No, the reason it’s time to thank Davie for his seven years of service, then make a change, is that the fan base is estranged from Lobo football. Perhaps it is for one or more of the reasons above, perhaps for one not listed, perhaps for reasons that aren’t even legitimate, yet still create a challenge in the relationship.
The five home games so far have averaged 17,051 in official announced attendance. However many people actually have shown up, we know the Lobos won’t hit their already modest (and drastically reduced) budget mark of $1.2 million in ticket revenue.

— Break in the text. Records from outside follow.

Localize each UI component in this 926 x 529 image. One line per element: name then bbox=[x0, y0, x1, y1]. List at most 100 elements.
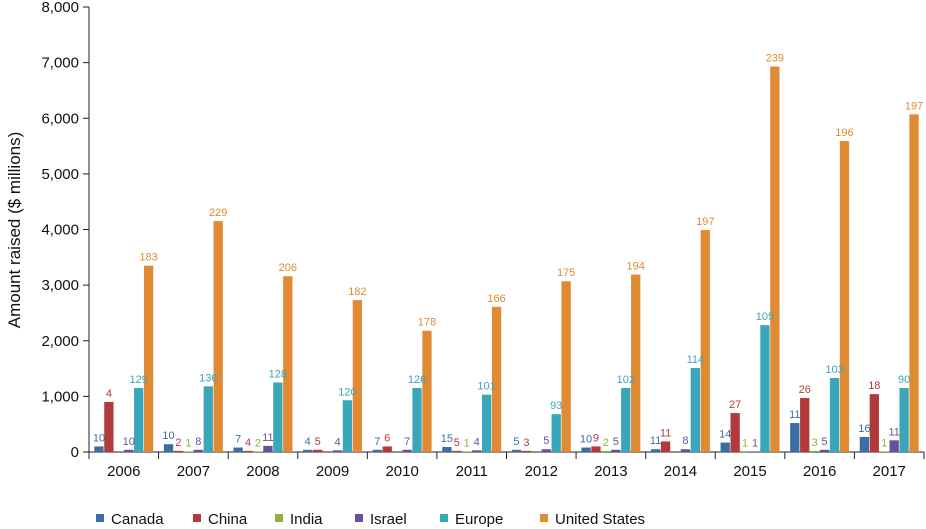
bar-europe bbox=[412, 388, 422, 452]
data-label: 126 bbox=[408, 374, 426, 386]
data-label: 10 bbox=[162, 430, 174, 442]
bar-canada bbox=[790, 423, 800, 452]
x-tick-label: 2017 bbox=[873, 463, 906, 480]
legend-item: Canada bbox=[96, 511, 164, 528]
bar-israel bbox=[680, 449, 691, 452]
bar-israel bbox=[193, 449, 203, 452]
data-label: 6 bbox=[384, 432, 390, 444]
bar-united-states bbox=[143, 265, 154, 452]
data-label: 120 bbox=[338, 386, 356, 398]
data-label: 10 bbox=[93, 432, 105, 444]
bar-india bbox=[253, 451, 263, 452]
bar-china bbox=[382, 446, 392, 452]
bar-canada bbox=[303, 449, 313, 452]
x-tick-label: 2012 bbox=[525, 463, 558, 480]
x-tick-label: 2006 bbox=[107, 463, 140, 480]
bar-china bbox=[243, 450, 253, 452]
data-label: 26 bbox=[799, 384, 811, 396]
x-tick-label: 2014 bbox=[664, 463, 697, 480]
y-tick-label: 7,000 bbox=[41, 55, 79, 72]
legend-swatch bbox=[275, 514, 283, 522]
data-label: 239 bbox=[766, 53, 784, 65]
data-label: 2 bbox=[603, 437, 609, 449]
bar-israel bbox=[541, 449, 551, 452]
bar-china bbox=[800, 398, 810, 452]
bar-china bbox=[452, 450, 462, 452]
bar-europe bbox=[203, 386, 213, 452]
data-label: 5 bbox=[454, 437, 460, 449]
data-label: 18 bbox=[868, 380, 880, 392]
bar-canada bbox=[163, 444, 174, 452]
bar-israel bbox=[332, 450, 343, 452]
data-label: 11 bbox=[650, 435, 661, 447]
y-axis-label: Amount raised ($ millions) bbox=[5, 132, 24, 329]
legend-label: United States bbox=[555, 511, 645, 528]
bar-europe bbox=[899, 388, 909, 452]
data-label: 7 bbox=[235, 434, 241, 446]
data-label: 11 bbox=[660, 427, 671, 439]
data-label: 1 bbox=[742, 438, 748, 450]
legend-item: Europe bbox=[440, 511, 503, 528]
data-label: 5 bbox=[543, 435, 549, 447]
bar-china bbox=[312, 449, 323, 452]
data-label: 1 bbox=[464, 437, 470, 449]
bar-canada bbox=[94, 446, 104, 452]
bar-united-states bbox=[283, 276, 293, 452]
y-tick-label: 1,000 bbox=[41, 388, 79, 405]
x-tick-label: 2007 bbox=[177, 463, 210, 480]
data-label: 16 bbox=[858, 423, 870, 435]
bar-canada bbox=[720, 442, 730, 452]
x-tick-label: 2010 bbox=[385, 463, 418, 480]
data-label: 101 bbox=[477, 381, 495, 393]
bar-israel bbox=[472, 450, 482, 452]
bar-canada bbox=[233, 447, 243, 452]
y-tick-label: 5,000 bbox=[41, 166, 79, 183]
data-label: 178 bbox=[418, 317, 436, 329]
x-tick-label: 2013 bbox=[594, 463, 627, 480]
bar-united-states bbox=[491, 306, 502, 452]
bar-israel bbox=[124, 449, 134, 452]
data-label: 175 bbox=[557, 267, 575, 279]
bar-united-states bbox=[352, 300, 363, 452]
bar-china bbox=[660, 441, 671, 452]
data-label: 2 bbox=[255, 437, 261, 449]
data-label: 9 bbox=[593, 432, 599, 444]
data-label: 5 bbox=[613, 436, 619, 448]
legend-label: China bbox=[208, 511, 248, 528]
bar-europe bbox=[829, 378, 840, 452]
bar-india bbox=[810, 450, 820, 452]
bar-united-states bbox=[561, 281, 571, 452]
x-tick-label: 2015 bbox=[733, 463, 766, 480]
data-label: 206 bbox=[279, 262, 297, 274]
bar-united-states bbox=[213, 221, 223, 452]
data-label: 7 bbox=[374, 436, 380, 448]
y-tick-label: 4,000 bbox=[41, 222, 79, 239]
data-label: 3 bbox=[812, 437, 818, 449]
bar-canada bbox=[650, 449, 661, 452]
bar-united-states bbox=[422, 330, 432, 452]
data-label: 11 bbox=[262, 432, 273, 444]
bar-canada bbox=[581, 447, 591, 452]
data-label: 4 bbox=[106, 388, 112, 400]
data-label: 196 bbox=[835, 127, 853, 139]
data-label: 93 bbox=[550, 400, 562, 412]
data-label: 5 bbox=[513, 436, 519, 448]
bar-china bbox=[521, 450, 532, 452]
legend-swatch bbox=[440, 514, 448, 522]
bar-israel bbox=[402, 449, 412, 452]
data-label: 128 bbox=[269, 368, 287, 380]
bar-united-states bbox=[839, 141, 850, 452]
data-label: 2 bbox=[175, 437, 181, 449]
data-label: 90 bbox=[898, 374, 910, 386]
data-label: 4 bbox=[305, 436, 311, 448]
x-tick-label: 2009 bbox=[316, 463, 349, 480]
bar-united-states bbox=[770, 66, 780, 453]
y-tick-label: 2,000 bbox=[41, 333, 79, 350]
bar-india bbox=[183, 451, 194, 452]
x-tick-label: 2016 bbox=[803, 463, 836, 480]
bar-united-states bbox=[631, 274, 641, 452]
data-label: 10 bbox=[580, 434, 592, 446]
data-label: 8 bbox=[195, 436, 201, 448]
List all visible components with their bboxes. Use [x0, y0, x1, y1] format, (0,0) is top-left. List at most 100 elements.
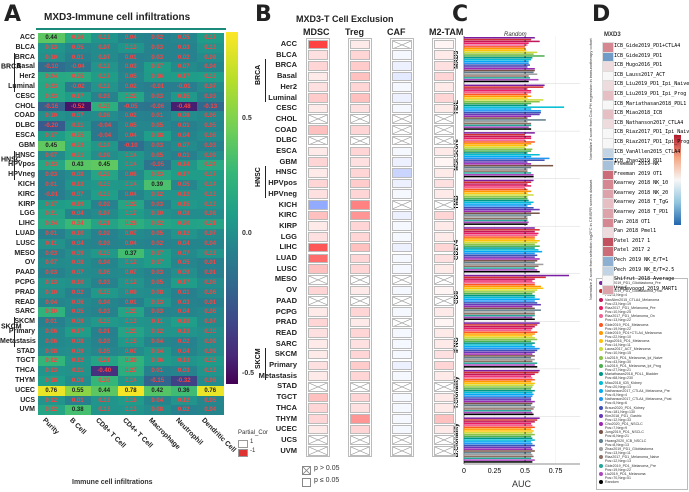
panel-c-bar: [464, 141, 535, 143]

That’s a problem. As the fan base has abandoned the program, it has become a burden, a drain to the rest of UNM athletics — which has finished in the red eight times since fiscal year 2008 — and is a scapegoat for the decision to cut other sports.
One can read this and say it’s swinging at low fruit, calling for a change at a time football is failing. But how does a program in a financial crisis cover a Davie buyout that would total at least $1.05 million (three times a $350,000 base, per the terms on a deal that has been extended through 2021)?
That’s where the legislators and a governor-elect who made dramatic pledges during campaign season to save men’s soccer need to step up to save UNM football as well.
Of course legislative meddling to save soccer is not a given. But if state government can pony up the funds to do so, it can loan money to athletics, low- or no-interest, and earmark it for the buyout of the football coach.
That idea surely is as popular as contracting the flu, of course, and it offends my taxpayer sensibilities, too. But at least this way, UNM can hire a young and hungry and, probably, unproven coach (beggars can’t be choosy, after all) and the same type of assistants who will accept a more university-friendly contract, and that can help repay the loan over a short period of time. In other words, pay them New Mexico State money.
I’m sure athletic director Eddie Nuñez wouldn’t be thrilled at the prospect of government micromanaging athletic funds, but it seems we are heading down that slippery — greasy? — slope already.
And I am certain of this — lose or drop football and you lose the Mountain West Conference. You lose the Learfield Sports Properties marketing deal as structured, which currently brings in more than $4 million annually. There would be additional domino effects. UNM athletics as we know it would change, and not in a good way. It is a mistake to presume otherwise.
Maybe down the road, it still will make sense to give up on it. But at least on this Black Friday, 2018, UNM football is worth saving. It just needs a savior. Doesn’t mean The Savior. Just somebody who can revive football fans’ now-dormant, hopefully not dead, interest in the Lobo version of the sport.
Otherwise, if things remain status quo, maybe, somehow, things still get turned around in 2019 and beyond.
But for the life of me, I don’t see it.